I've reviewed many Adobe community posts, Adobe help pages, and other blog posts on OCR, but I've found that there's too much looking for excuses for backward and too limited (missing) essential OCR features (Often the arguments are to organize good input images for OCR scanning. In practice, however, this is often not possible or only associated with unnecessary expenditure of time. Other OCR solutions can handle this better, only Adobe Acrobat seems to have strong problems here in 2023).

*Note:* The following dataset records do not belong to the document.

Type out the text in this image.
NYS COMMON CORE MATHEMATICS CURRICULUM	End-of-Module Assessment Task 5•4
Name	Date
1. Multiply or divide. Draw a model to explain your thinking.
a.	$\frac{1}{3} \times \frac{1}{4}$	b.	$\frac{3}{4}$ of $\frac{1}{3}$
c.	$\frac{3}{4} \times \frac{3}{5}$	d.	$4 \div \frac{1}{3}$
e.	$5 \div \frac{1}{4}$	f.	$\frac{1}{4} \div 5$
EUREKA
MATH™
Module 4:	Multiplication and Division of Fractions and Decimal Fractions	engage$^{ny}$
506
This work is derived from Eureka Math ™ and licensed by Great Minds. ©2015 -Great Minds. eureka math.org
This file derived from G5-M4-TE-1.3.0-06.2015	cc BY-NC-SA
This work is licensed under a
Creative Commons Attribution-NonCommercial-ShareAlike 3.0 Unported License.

Adobe promotes their products as being competitive and modern, and this is also the case for OCR scanning. Adobe also advertises that the OCR feature uses AI. Then we can also expect better OCR results. Above all, however, I am disturbed by the lack of possibilities to edit OCR text containers circumferentially and retrospectively, without visible text-areas of the original image not changing (one simply wants to correct markable and copyable hidden OCR texts, not changing the visible text elements of the scanned picture).

 

My test sample PDF (Acrobat 8, PDF 1.7): see attached files

  • Test_withoutOCR.pdf (PDF without OCR processing)
  • Test_withOCRuncorrected.pdf (PDF after OCR processing with OCR scan method "Searchable image (exact)"
  • Test_withOCRcorrected.pdf (PDF after OCR processing AND Processing of the "Correct recognized text"-Wizzard)

NOTE: 600dpi, PDF format 1.7, with all fonts: Created with Printing-Dialogue "Adobe PDF":

 

But in order:

 

Problem/Question/Comment 01:

Auto Page / OCR Recognition of the feature "Edit PDF" (A) change the OCR Recognition containers of the feature "Scan & OCR" (B) feature. Mo possibilities to deactivate the Auto Scans global and permanently.

Issue Description:

If the "Edit PDF" feature is applied after the "Scan & OCR" feature (intentionally or by mistake), an OCR/Page Auto Scan is performed when switching to Edit mode (Feature: "Edit PDF"), after previous OCR scans and corrections (Feature: Scan & OCR). 

So you need to be careful not to call the "Edit PDF" feature. Unfortunately, when you call the "Edit PDF" feature, an auto-scan starts. I know, this can be deactivated later, but this setting is only valid until the next time the PDF document is opened.

But it would be nice if you could globally disable the auto-scan feature for everything you open with Acrobat Pro, permanently. Since you can only disable it afterwards after calling the "Edit PDF" feature and it immediately starting the first auto-scan pass, it's already too late due to the first auto-scan pass. Some manual changes and corrections could be lost or corrupted as a result.

 

Steps to reproduce:

(1) OCR Scan with the "Scan & OCR"-Feature.

(2) Call the "Edit PDF" feature with enabled Auto-Scan:

(3) Results: Compare the Container structure (yellow markings):

Left: After "Scan & OCR" and before "Edit PDF"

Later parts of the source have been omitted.